The French bought up the first 1,270,000 World Cup tickets that went on sale. The passes, which allow the holder to attend five or six matches in one city, were already sold out by last May - 13 months before the Cup. More tickets will go on sale in mid-September, and a third of the two and a half million seats will be reserved for foreigners.

One of the highlights of the World Cup will be the new Stade (stadium) de France, in the industrial town of Saint-Denis, just north of Paris. Both the opening match on June 10th and the final on July 12th will take place there. Saint Denis was previously better known for its ancient history - the third-century King Denis is said to have walked there carrying his head in his hands after being decapitated in Montmartre - and for always voting Communist. The stadium, with a capacity of 80,000, has been compared to a flying saucer. It was designed and built specifically for the World Cup at a cost of £288.88 million. There are jacuzzis and massage rooms for the athletes, and three restaurants, one of which has a rooftop panorama of Paris.
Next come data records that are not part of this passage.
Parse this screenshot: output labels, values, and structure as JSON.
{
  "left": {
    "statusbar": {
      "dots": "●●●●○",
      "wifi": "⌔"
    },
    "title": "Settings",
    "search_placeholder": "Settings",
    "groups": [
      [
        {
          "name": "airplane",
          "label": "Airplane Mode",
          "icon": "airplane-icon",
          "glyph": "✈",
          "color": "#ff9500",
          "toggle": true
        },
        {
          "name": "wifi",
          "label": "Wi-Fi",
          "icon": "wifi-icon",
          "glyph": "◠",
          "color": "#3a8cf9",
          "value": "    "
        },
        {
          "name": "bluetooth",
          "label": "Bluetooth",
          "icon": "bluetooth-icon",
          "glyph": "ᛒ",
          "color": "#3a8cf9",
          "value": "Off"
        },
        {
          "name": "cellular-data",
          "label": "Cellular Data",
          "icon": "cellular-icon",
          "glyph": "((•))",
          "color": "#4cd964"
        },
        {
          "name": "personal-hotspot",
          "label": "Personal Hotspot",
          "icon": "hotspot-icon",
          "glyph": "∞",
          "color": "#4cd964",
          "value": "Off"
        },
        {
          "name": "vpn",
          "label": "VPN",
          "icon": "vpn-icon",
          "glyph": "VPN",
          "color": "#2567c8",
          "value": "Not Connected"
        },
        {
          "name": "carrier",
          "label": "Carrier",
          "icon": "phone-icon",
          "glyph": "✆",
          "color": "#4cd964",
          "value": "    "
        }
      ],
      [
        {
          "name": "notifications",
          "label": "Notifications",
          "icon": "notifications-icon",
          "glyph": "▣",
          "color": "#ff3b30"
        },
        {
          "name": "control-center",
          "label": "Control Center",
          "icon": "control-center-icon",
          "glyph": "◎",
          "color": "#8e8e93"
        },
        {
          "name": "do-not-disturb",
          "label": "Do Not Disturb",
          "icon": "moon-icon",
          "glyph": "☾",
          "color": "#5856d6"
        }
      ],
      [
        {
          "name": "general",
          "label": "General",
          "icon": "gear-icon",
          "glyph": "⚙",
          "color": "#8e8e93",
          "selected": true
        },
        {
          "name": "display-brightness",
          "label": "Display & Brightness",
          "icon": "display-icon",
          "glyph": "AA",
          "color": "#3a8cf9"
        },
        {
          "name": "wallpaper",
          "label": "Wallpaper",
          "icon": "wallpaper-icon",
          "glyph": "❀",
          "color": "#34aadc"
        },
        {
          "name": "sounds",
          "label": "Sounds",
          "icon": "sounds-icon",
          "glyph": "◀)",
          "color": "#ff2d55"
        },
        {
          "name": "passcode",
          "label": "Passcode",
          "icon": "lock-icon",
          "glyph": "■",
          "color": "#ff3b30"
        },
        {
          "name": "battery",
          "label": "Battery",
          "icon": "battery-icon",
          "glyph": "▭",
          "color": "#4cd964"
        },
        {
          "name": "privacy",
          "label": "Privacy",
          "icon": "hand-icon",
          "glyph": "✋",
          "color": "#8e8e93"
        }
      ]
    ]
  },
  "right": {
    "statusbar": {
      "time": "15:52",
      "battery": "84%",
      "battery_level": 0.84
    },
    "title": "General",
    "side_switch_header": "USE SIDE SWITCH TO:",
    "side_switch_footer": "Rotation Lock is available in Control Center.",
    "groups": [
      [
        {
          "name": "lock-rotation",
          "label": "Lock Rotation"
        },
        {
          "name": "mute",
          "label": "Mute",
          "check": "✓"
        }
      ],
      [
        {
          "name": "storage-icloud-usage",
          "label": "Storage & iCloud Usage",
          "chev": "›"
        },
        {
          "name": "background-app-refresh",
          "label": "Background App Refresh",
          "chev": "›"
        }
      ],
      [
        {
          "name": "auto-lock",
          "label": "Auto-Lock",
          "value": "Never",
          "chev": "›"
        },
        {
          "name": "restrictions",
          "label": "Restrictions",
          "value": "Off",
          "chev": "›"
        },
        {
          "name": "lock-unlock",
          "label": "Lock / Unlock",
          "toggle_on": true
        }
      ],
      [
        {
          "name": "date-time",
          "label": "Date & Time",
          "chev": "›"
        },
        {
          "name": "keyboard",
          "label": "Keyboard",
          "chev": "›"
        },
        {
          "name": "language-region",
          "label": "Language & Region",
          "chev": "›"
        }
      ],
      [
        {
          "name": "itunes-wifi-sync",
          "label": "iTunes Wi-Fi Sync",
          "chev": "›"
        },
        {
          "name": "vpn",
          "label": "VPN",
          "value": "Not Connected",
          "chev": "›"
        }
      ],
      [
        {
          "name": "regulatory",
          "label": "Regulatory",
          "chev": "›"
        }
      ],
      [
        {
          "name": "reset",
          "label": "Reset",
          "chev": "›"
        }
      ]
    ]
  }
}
The French authorities are grappling with the problem of lodging hundreds of thousands of foreign soccer fans in addition to the normal summer influx of tourists. When the mayor of Paris casually suggested that the French might open up their homes, English bed-and-breakfast style, he was so ridiculed that he dropped the idea. The Catholic church tried the same thing this summer for the World Youth Days, and it was a great disappointment. The French, it seems, are a private people.

Ireland's chances: For Mick McCarthy's squad, all depends on the final qualifying matches against Iceland (Saturday week), Lithuania (September 10th) and Romania (October 15th). Then the best runners up go into the play-offs on October 29th and November 15th.